Выбрать главу

В красном углу, опустив кудлатую голову на плечо грудастой простоволосой молодки в зеленом платье, с оголенными полными руками, сидел петриковский полниай Дементий Кваша. Рот у Кваши был перекошен. Осоловелыми, бессмысленными глазами он уставился кудато перед собой и время от времени цедил сквозь мокрые губы:

- Уб-бью... Варька, ты тут? Уб-бью!

Краснощекая, с темными и блестящими узенькими глазками Варька, пьяненькая, размякшая от самогоня, пухлым плечом подпирала Дементьеву голову, а сама разомлело шептала что-то прямо в ухо статному, с черными тонкими усами старосте сельской управы Ничипору Полтораку.

Почти трезвый, только слегка побледневший, Полторак не слушал горячего Варькиного шепота и хихиканья.

Встряхивая то и дело головой, будто отгоняя надоедливую муху, он тянулся мутным граненым стаканом к соседу по лавке и как заведенный повторял:

- ...Шнапс... Чуете, пане Шнапс?.. Да здравствует немецкая красная армия!

Но пан Шнапс, он же солдат немецкой дорожной службы "Тодт", шофер Вилли Шульц, в свою очередь не слушал и как будто совсем не замечал Полторака.

- Варрька! Уб-бью! - нудно тянул, причмокивая мокрыми губами, на Варькином плече Дементий.

- Хи-хи-хи! - пьяненько бормотала Ничипору в ухо молодка.

- Хай живе немецкая красная армия! - расплескивая самогон на колени Шульцу, повторял Полторак, считая, по-видимому, что все армии на свете, в том числе и гитлеровская, непременно должны называться "красными" и что тем самым он высказывает свое глубочайшее уважение к солдату этой армии Шульцу.

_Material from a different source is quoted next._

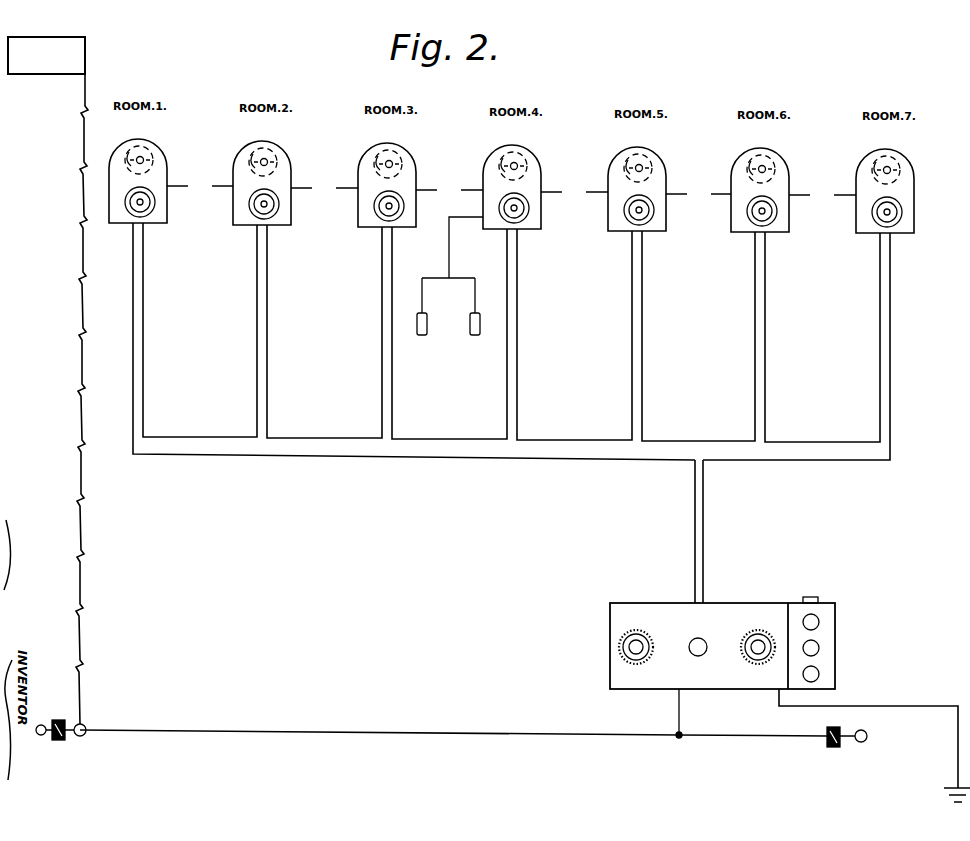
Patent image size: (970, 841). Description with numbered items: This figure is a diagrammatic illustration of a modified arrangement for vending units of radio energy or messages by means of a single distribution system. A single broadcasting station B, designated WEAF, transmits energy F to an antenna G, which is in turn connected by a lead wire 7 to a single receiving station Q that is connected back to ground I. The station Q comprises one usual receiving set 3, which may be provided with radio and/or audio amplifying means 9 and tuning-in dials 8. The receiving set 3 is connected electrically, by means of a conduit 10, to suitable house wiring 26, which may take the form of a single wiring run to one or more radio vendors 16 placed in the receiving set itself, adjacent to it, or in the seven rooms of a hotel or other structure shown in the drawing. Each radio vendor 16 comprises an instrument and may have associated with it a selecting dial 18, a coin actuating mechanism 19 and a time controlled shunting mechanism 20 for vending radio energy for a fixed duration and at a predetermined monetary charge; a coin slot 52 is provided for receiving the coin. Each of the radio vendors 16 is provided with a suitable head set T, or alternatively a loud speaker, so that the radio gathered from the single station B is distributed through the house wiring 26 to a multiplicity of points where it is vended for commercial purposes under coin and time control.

Но Вилли то ли игнорировал его, а может, вправду не слушал. Расстегнув потертый, засаленный мышасто-серый мундирчик, так что выглянула на свет грязная нижняя сорочка, надув впалые, землистые щеки, он самозабвенно выдувал из губной гармоники нескладный мотивчик солдатской песенки. Большие бесцветные глаза Вилли неподвижно смотрели куда-то в стену.

А лихой, чуть не в пляс, мотивчик "Лили Марлен" звучал у него совсем не весело, слышались в нем печаль и горький надрыв.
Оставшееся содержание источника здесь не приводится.